The social life cycle assessment of Norwegian livestock production revealed an overall high social performance in the current production. The subcategories with a low performance, i.e. below the median or acceptable threshold level, were ‘fair salary’, ‘equal opportunities’ and ‘health and safety’, mainly because of working conditions, efficiency requirements and traditions linked to family farms; ‘cultural heritage’ by cause of lower subsidies to promote the agricultural landscape; ‘animal welfare’ due to low share of loose housing for dairy cattle and small space allowance for calves; ‘food security’ because of the low self-sufficiency ratio in Norway; ‘fair competition’ because of high market concentration in the retail market; ‘promoting social responsibility’ due to high risk of exceeding property rights. Limitations and uncertainties of the study have also been identified, some related to data (generic or specific data, choice of indicators) and others to the application of method (activity variables, development of reference scale, aggregation of results).

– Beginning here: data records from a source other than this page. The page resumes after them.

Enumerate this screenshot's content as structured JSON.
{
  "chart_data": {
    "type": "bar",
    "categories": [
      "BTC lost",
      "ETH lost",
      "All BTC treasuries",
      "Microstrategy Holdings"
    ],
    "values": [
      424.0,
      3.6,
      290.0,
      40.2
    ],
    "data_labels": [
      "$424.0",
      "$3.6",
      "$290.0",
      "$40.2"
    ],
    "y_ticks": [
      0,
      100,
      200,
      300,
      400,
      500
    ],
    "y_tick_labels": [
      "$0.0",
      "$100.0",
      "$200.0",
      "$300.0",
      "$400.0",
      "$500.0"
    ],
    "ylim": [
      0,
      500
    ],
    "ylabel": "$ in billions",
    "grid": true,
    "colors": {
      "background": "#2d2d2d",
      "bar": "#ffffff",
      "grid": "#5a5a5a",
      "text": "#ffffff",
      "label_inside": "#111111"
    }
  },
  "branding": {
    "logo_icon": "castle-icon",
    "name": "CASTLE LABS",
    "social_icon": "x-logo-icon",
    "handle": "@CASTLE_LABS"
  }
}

The qualitative assessment of the scenarios indicated that most of the subcategories that were expected to remain unchanged or have better social performance were driven by assumptions of improved skills and technology. Overall, ChangeProd achieved a higher assumed social performance compared to TrendProd, because no feed would be imported, thus reducing the impact from the countries from which the feed would have been imported.

As the S-LCA methodology is still under development, this study shows the application of several of the newly introduced subcategories. A stakeholder survey was used for subcategory selection and ‘food security’ was proposed as a new subcategory, addressing societal concern for self-sufficiency and food security. Moreover, aggregation of results was applied through several steps to ensure transparency. Scenarios were included and evaluated using a Delphi approach due to insufficient data for a more quantitative assessment. Although not inherent to the S-LCA method, this approach to the inclusion of scenarios provides opportunities for further exploration.